In the five seasons from 1969 to 1973, the pair won 38 races, twice winning 10 in a season. The, quietly, at the end of that 1973 season, Pat hung up her racing boots and a career was over.

Final tally

Her final tally was 171 winners over 24 years. It should be noted that in Britain lady riders were restricted to one race per meeting and, until 1963, it was usually restricted to adjacent hunts. Ladies opens were infrequent and hotly contested.

In 1968 ladies were allowed to ride in confined hunt races against men though this did not greatly increase opportunities.

This meant that, over her racing career, she had 342 rides, giving her a remarkable 50% wins-to-rides ratio.
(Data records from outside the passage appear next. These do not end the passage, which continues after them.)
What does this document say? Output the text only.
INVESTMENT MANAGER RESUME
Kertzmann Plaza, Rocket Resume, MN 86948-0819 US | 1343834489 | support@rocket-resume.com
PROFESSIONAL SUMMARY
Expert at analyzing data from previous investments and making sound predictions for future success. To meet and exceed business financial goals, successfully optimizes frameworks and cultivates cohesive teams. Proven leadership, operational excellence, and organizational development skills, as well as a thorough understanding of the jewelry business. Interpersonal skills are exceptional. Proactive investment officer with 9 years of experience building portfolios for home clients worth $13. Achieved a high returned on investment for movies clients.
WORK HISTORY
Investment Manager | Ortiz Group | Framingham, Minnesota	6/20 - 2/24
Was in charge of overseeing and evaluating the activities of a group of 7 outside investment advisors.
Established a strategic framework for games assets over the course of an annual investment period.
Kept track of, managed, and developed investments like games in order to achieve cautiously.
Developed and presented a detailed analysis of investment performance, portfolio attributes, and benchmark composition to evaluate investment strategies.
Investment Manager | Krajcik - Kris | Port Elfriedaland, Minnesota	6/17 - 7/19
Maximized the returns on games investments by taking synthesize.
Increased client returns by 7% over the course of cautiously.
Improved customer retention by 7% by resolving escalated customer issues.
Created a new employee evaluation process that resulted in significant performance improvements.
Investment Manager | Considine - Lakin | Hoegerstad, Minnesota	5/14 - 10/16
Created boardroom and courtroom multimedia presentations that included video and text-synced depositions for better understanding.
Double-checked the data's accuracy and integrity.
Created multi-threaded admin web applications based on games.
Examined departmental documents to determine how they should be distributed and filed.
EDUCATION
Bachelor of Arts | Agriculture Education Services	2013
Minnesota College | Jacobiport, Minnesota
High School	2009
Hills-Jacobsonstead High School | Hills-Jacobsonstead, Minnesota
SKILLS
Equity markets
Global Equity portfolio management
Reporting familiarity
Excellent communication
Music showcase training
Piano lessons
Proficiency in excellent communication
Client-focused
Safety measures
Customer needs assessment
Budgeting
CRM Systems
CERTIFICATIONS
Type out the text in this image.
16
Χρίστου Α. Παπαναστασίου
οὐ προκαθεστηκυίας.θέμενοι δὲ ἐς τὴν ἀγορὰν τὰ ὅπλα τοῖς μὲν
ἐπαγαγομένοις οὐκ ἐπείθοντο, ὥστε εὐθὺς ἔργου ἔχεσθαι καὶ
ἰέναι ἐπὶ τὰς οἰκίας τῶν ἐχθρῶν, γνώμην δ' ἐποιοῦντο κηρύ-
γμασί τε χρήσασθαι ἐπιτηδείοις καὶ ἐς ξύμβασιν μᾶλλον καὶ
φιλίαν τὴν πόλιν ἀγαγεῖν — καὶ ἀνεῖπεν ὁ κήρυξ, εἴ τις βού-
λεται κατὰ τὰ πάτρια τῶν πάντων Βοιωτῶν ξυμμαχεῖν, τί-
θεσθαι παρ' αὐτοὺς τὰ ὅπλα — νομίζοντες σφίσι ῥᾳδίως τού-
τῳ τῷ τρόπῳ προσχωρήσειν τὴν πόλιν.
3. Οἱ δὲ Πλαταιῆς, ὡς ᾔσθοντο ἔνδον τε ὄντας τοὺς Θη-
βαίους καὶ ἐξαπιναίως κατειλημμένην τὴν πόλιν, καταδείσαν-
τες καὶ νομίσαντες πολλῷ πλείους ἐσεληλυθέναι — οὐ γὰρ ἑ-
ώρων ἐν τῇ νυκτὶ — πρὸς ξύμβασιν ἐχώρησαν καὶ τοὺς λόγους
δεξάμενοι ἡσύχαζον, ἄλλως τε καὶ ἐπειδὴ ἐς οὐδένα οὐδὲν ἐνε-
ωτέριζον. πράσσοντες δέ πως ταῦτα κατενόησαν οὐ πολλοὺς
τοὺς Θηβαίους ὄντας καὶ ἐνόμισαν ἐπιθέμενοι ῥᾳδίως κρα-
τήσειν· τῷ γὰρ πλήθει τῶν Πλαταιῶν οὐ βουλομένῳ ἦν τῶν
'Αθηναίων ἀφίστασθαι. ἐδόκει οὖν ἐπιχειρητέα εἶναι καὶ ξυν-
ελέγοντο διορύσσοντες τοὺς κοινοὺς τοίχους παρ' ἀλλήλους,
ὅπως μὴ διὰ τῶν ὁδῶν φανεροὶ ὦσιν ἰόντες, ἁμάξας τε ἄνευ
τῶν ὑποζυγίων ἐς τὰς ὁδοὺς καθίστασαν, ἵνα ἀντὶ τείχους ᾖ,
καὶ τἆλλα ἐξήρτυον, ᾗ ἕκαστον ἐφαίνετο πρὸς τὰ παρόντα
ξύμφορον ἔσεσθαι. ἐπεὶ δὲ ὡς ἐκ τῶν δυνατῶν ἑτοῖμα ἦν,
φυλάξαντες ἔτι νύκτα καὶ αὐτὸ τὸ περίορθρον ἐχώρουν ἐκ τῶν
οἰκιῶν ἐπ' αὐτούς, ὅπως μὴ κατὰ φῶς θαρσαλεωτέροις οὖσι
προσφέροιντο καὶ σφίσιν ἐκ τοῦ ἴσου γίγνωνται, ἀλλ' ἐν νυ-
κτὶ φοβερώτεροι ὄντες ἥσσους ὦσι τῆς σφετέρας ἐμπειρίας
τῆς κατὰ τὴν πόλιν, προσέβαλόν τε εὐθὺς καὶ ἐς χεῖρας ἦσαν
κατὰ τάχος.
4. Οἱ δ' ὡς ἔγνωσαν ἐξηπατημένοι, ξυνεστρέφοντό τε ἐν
It seems almost certain that this success rate will never be repeated.

Although Pat stopped race-riding she was still a formidable rider out hunting and she also owned and bred point-to-pointers. One she bred that gave her significant pleasure was Turn Mill, who won the Lady Dudley Cup at her home meeting in 1990.

Over the years I would like to think I developed a good friendship with her. I’m pleased to say that when the Anglo-Irish riders challenge took place at Chaddesley Corbett in 2015 I was able to introduce many of the Irish team of riders to this icon of the sport.

Indeed, two years later when the event took place at Kingston Blount, Maxine O’Sullivan rode a winner there in the famous Rushton colours for Pat’s daughter Christine Banks.

Always the most modest of people, Pat almost seemed in denial of what she had achieved. One of her granddaughters once said to me: “Granny Tollit does not understand why we can’t ride winners like she used to do.”

Her passing will leave a void in our sport, but what a life it was.

Footnote: In Pat Healy’s excellent new point-to-point book, there is a reproduction of the results of the Bruff meeting of 1959, when Brian McLernon rode all five winners. Among the also-rans in the third race was a then five-year-old named Rosies Cousin.

By the next season he had been acquired by Major Rushton and, over the next eight seasons, won 15 hunter chases, the Royal Artillery Gold Cup, and was unbeaten for Pat Tollit in nine ladies opens before he collapsed and died after his final win.